The Taiwanese Ministry of Justice has decried the increasing cases of election bribery and corrupt practices in the country. The agency says bad actors have devised various means of bribing corrupt officials, including via bitcoin (BTC) and other digital currencies.
The authorities claim that residents have received over 1,254 billion yuan in rewards for reporting suspected cases of bribery to law enforcement agents since 2000, and the apex court has successfully prosecuted 1,335 bribery cases related to the country’s nine-in-one election of 2022.
Some of the corrupt officials punished include Tainan City Council Speaker Qui Lili, and Deputy Speaker Lin Zhizhan, amongst others.

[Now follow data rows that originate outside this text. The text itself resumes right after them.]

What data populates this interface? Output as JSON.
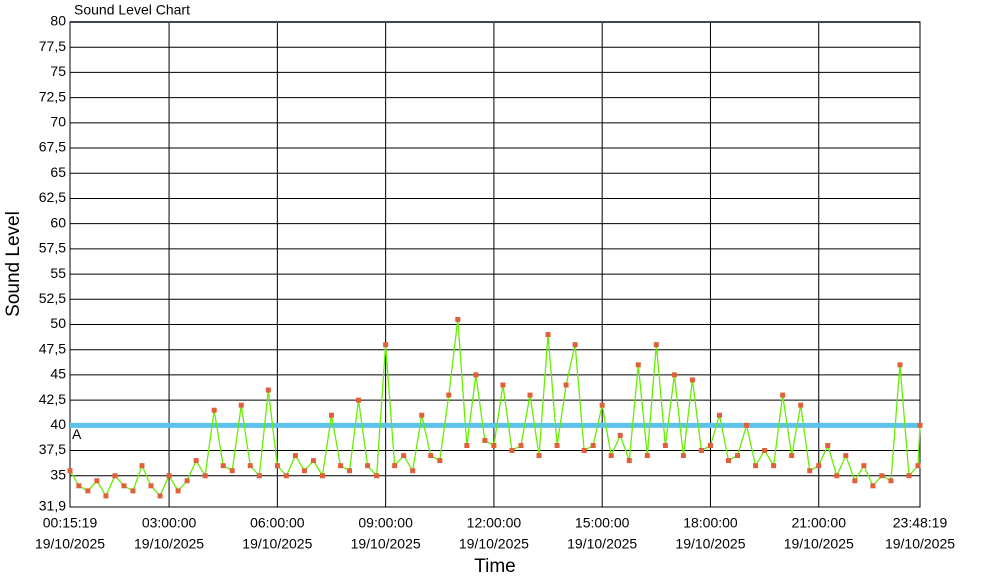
{
  "chart_data": {
    "type": "line",
    "title": "Sound Level Chart",
    "x_label": "Time",
    "y_label": "Sound Level",
    "color": "#66ee00",
    "marker_color": "#e0603a",
    "threshold": {
      "value": 40,
      "label": "A",
      "color": "#5bc2ee"
    },
    "xlim": [
      "00:15:19",
      "23:48:19"
    ],
    "xticks": [
      {
        "value": "00:15:19",
        "label": [
          "00:15:19",
          "19/10/2025"
        ]
      },
      {
        "value": "03:00:00",
        "label": [
          "03:00:00",
          "19/10/2025"
        ]
      },
      {
        "value": "06:00:00",
        "label": [
          "06:00:00",
          "19/10/2025"
        ]
      },
      {
        "value": "09:00:00",
        "label": [
          "09:00:00",
          "19/10/2025"
        ]
      },
      {
        "value": "12:00:00",
        "label": [
          "12:00:00",
          "19/10/2025"
        ]
      },
      {
        "value": "15:00:00",
        "label": [
          "15:00:00",
          "19/10/2025"
        ]
      },
      {
        "value": "18:00:00",
        "label": [
          "18:00:00",
          "19/10/2025"
        ]
      },
      {
        "value": "21:00:00",
        "label": [
          "21:00:00",
          "19/10/2025"
        ]
      },
      {
        "value": "23:48:19",
        "label": [
          "23:48:19",
          "19/10/2025"
        ]
      }
    ],
    "ylim": [
      31.9,
      80
    ],
    "yticks": [
      {
        "value": 31.9,
        "label": "31,9"
      },
      35,
      {
        "value": 37.5,
        "label": "37,5"
      },
      40,
      {
        "value": 42.5,
        "label": "42,5"
      },
      45,
      {
        "value": 47.5,
        "label": "47,5"
      },
      50,
      {
        "value": 52.5,
        "label": "52,5"
      },
      55,
      {
        "value": 57.5,
        "label": "57,5"
      },
      60,
      {
        "value": 62.5,
        "label": "62,5"
      },
      65,
      {
        "value": 67.5,
        "label": "67,5"
      },
      70,
      {
        "value": 72.5,
        "label": "72,5"
      },
      75,
      {
        "value": 77.5,
        "label": "77,5"
      },
      80
    ],
    "grid": true,
    "x": [
      "00:15:19",
      "00:30:00",
      "00:45:00",
      "01:00:00",
      "01:15:00",
      "01:30:00",
      "01:45:00",
      "02:00:00",
      "02:15:00",
      "02:30:00",
      "02:45:00",
      "03:00:00",
      "03:15:00",
      "03:30:00",
      "03:45:00",
      "04:00:00",
      "04:15:00",
      "04:30:00",
      "04:45:00",
      "05:00:00",
      "05:15:00",
      "05:30:00",
      "05:45:00",
      "06:00:00",
      "06:15:00",
      "06:30:00",
      "06:45:00",
      "07:00:00",
      "07:15:00",
      "07:30:00",
      "07:45:00",
      "08:00:00",
      "08:15:00",
      "08:30:00",
      "08:45:00",
      "09:00:00",
      "09:15:00",
      "09:30:00",
      "09:45:00",
      "10:00:00",
      "10:15:00",
      "10:30:00",
      "10:45:00",
      "11:00:00",
      "11:15:00",
      "11:30:00",
      "11:45:00",
      "12:00:00",
      "12:15:00",
      "12:30:00",
      "12:45:00",
      "13:00:00",
      "13:15:00",
      "13:30:00",
      "13:45:00",
      "14:00:00",
      "14:15:00",
      "14:30:00",
      "14:45:00",
      "15:00:00",
      "15:15:00",
      "15:30:00",
      "15:45:00",
      "16:00:00",
      "16:15:00",
      "16:30:00",
      "16:45:00",
      "17:00:00",
      "17:15:00",
      "17:30:00",
      "17:45:00",
      "18:00:00",
      "18:15:00",
      "18:30:00",
      "18:45:00",
      "19:00:00",
      "19:15:00",
      "19:30:00",
      "19:45:00",
      "20:00:00",
      "20:15:00",
      "20:30:00",
      "20:45:00",
      "21:00:00",
      "21:15:00",
      "21:30:00",
      "21:45:00",
      "22:00:00",
      "22:15:00",
      "22:30:00",
      "22:45:00",
      "23:00:00",
      "23:15:00",
      "23:30:00",
      "23:45:00",
      "23:48:19"
    ],
    "values": [
      35.5,
      34,
      33.5,
      34.5,
      33,
      35,
      34,
      33.5,
      36,
      34,
      33,
      35,
      33.5,
      34.5,
      36.5,
      35,
      41.5,
      36,
      35.5,
      42,
      36,
      35,
      43.5,
      36,
      35,
      37,
      35.5,
      36.5,
      35,
      41,
      36,
      35.5,
      42.5,
      36,
      35,
      48,
      36,
      37,
      35.5,
      41,
      37,
      36.5,
      43,
      50.5,
      38,
      45,
      38.5,
      38,
      44,
      37.5,
      38,
      43,
      37,
      49,
      38,
      44,
      48,
      37.5,
      38,
      42,
      37,
      39,
      36.5,
      46,
      37,
      48,
      38,
      45,
      37,
      44.5,
      37.5,
      38,
      41,
      36.5,
      37,
      40,
      36,
      37.5,
      36,
      43,
      37,
      42,
      35.5,
      36,
      38,
      35,
      37,
      34.5,
      36,
      34,
      35,
      34.5,
      46,
      35,
      36,
      40
    ]
  }
}
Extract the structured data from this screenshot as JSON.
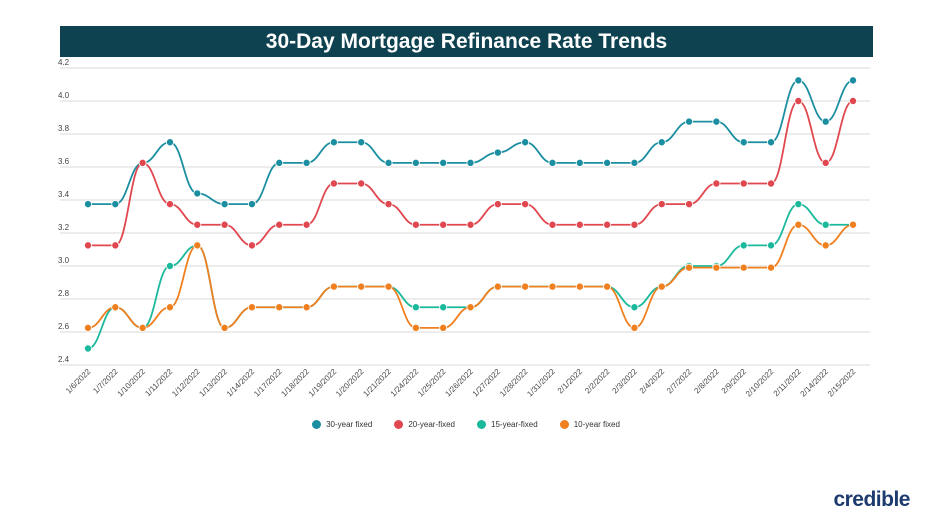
{
  "chart_data": {
    "type": "line",
    "title": "30-Day Mortgage Refinance Rate Trends",
    "xlabel": "",
    "ylabel": "",
    "ylim": [
      2.4,
      4.2
    ],
    "yticks": [
      "2.4",
      "2.6",
      "2.8",
      "3.0",
      "3.2",
      "3.4",
      "3.6",
      "3.8",
      "4.0",
      "4.2"
    ],
    "grid": true,
    "legend_position": "bottom",
    "categories": [
      "1/6/2022",
      "1/7/2022",
      "1/10/2022",
      "1/11/2022",
      "1/12/2022",
      "1/13/2022",
      "1/14/2022",
      "1/17/2022",
      "1/18/2022",
      "1/19/2022",
      "1/20/2022",
      "1/21/2022",
      "1/24/2022",
      "1/25/2022",
      "1/26/2022",
      "1/27/2022",
      "1/28/2022",
      "1/31/2022",
      "2/1/2022",
      "2/2/2022",
      "2/3/2022",
      "2/4/2022",
      "2/7/2022",
      "2/8/2022",
      "2/9/2022",
      "2/10/2022",
      "2/11/2022",
      "2/14/2022",
      "2/15/2022"
    ],
    "series": [
      {
        "name": "30-year fixed",
        "color": "#1b8fa1",
        "values": [
          3.375,
          3.375,
          3.625,
          3.75,
          3.44,
          3.375,
          3.375,
          3.625,
          3.625,
          3.75,
          3.75,
          3.625,
          3.625,
          3.625,
          3.625,
          3.6875,
          3.75,
          3.625,
          3.625,
          3.625,
          3.625,
          3.75,
          3.875,
          3.875,
          3.75,
          3.75,
          4.125,
          3.875,
          4.125
        ]
      },
      {
        "name": "20-year-fixed",
        "color": "#e0474f",
        "values": [
          3.125,
          3.125,
          3.625,
          3.375,
          3.25,
          3.25,
          3.125,
          3.25,
          3.25,
          3.5,
          3.5,
          3.375,
          3.25,
          3.25,
          3.25,
          3.375,
          3.375,
          3.25,
          3.25,
          3.25,
          3.25,
          3.375,
          3.375,
          3.5,
          3.5,
          3.5,
          4.0,
          3.625,
          4.0
        ]
      },
      {
        "name": "15-year-fixed",
        "color": "#1bb99c",
        "values": [
          2.5,
          2.75,
          2.625,
          3.0,
          3.125,
          2.625,
          2.75,
          2.75,
          2.75,
          2.875,
          2.875,
          2.875,
          2.75,
          2.75,
          2.75,
          2.875,
          2.875,
          2.875,
          2.875,
          2.875,
          2.75,
          2.875,
          3.0,
          3.0,
          3.125,
          3.125,
          3.375,
          3.25,
          3.25
        ]
      },
      {
        "name": "10-year fixed",
        "color": "#f07f1f",
        "values": [
          2.625,
          2.75,
          2.625,
          2.75,
          3.125,
          2.625,
          2.75,
          2.75,
          2.75,
          2.875,
          2.875,
          2.875,
          2.625,
          2.625,
          2.75,
          2.875,
          2.875,
          2.875,
          2.875,
          2.875,
          2.625,
          2.875,
          2.99,
          2.99,
          2.99,
          2.99,
          3.25,
          3.125,
          3.25
        ]
      }
    ]
  },
  "brand": {
    "logo_text": "credible",
    "logo_color": "#1d3b6e",
    "title_bar_color": "#0f4250"
  }
}
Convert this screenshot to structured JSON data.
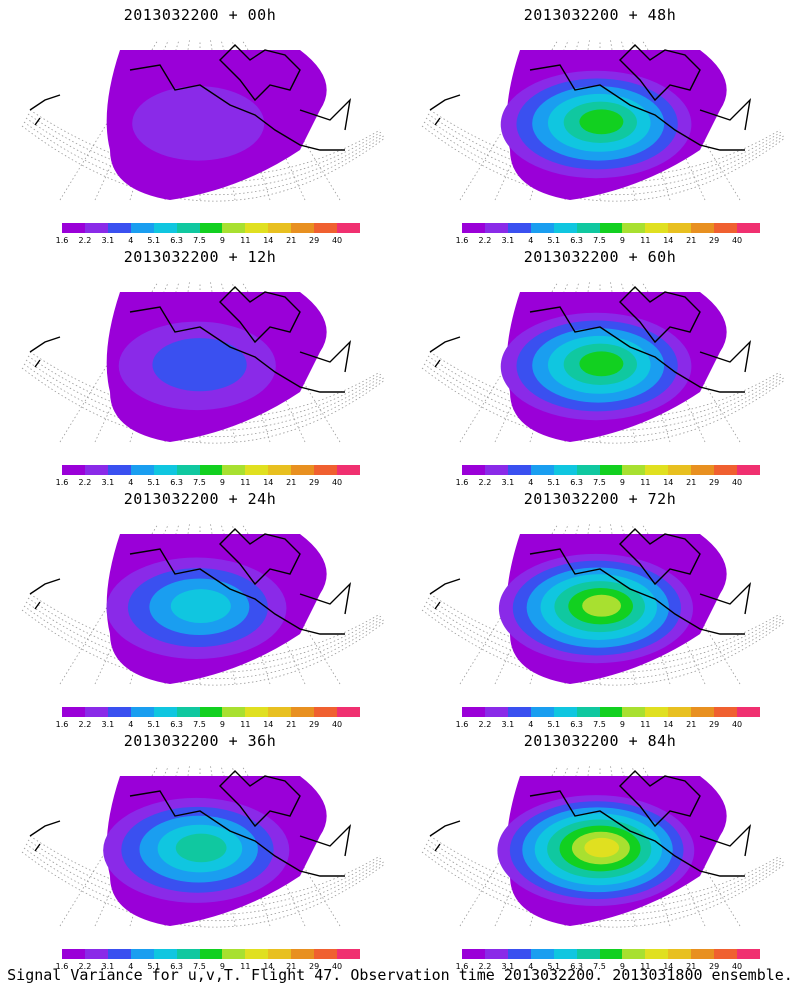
{
  "panels": [
    {
      "title": "2013032200 + 00h",
      "intensity": 0.15
    },
    {
      "title": "2013032200 + 48h",
      "intensity": 0.6
    },
    {
      "title": "2013032200 + 12h",
      "intensity": 0.3
    },
    {
      "title": "2013032200 + 60h",
      "intensity": 0.65
    },
    {
      "title": "2013032200 + 24h",
      "intensity": 0.45
    },
    {
      "title": "2013032200 + 72h",
      "intensity": 0.72
    },
    {
      "title": "2013032200 + 36h",
      "intensity": 0.5
    },
    {
      "title": "2013032200 + 84h",
      "intensity": 0.78
    }
  ],
  "colorbar": {
    "colors": [
      "#9a00d8",
      "#8a2ae8",
      "#3a50f0",
      "#1a9ef0",
      "#10c6e0",
      "#10c8a0",
      "#12d020",
      "#a8e030",
      "#e0e020",
      "#e8c020",
      "#e89020",
      "#f06030",
      "#f03070"
    ],
    "tick_labels": [
      "1.6",
      "2.2",
      "3.1",
      "4",
      "5.1",
      "6.3",
      "7.5",
      "9",
      "11",
      "14",
      "21",
      "29",
      "40"
    ]
  },
  "footer": "Signal Variance for u,v,T. Flight 47. Observation time 2013032200. 2013031800 ensemble."
}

The ministry has made it clear that virtual currencies like bitcoin and ether (ETH) and other emerging platforms, including Line Pay, Pi Wallet, and Jiekou Payment, may serve as effective tools for election bribery.
Against that backdrop, Taiwanese authorities are now collaborating to ensure these innovative payment methods are not used in the country’s presidential election slated for next Jan.
Despite their alleged use by bad actors for the wrong purposes, several politicians in the United States have recently accepted crypto donations during electioneering campaigns. Blockchain-based voting has also been explored across various jurisdictions in the past.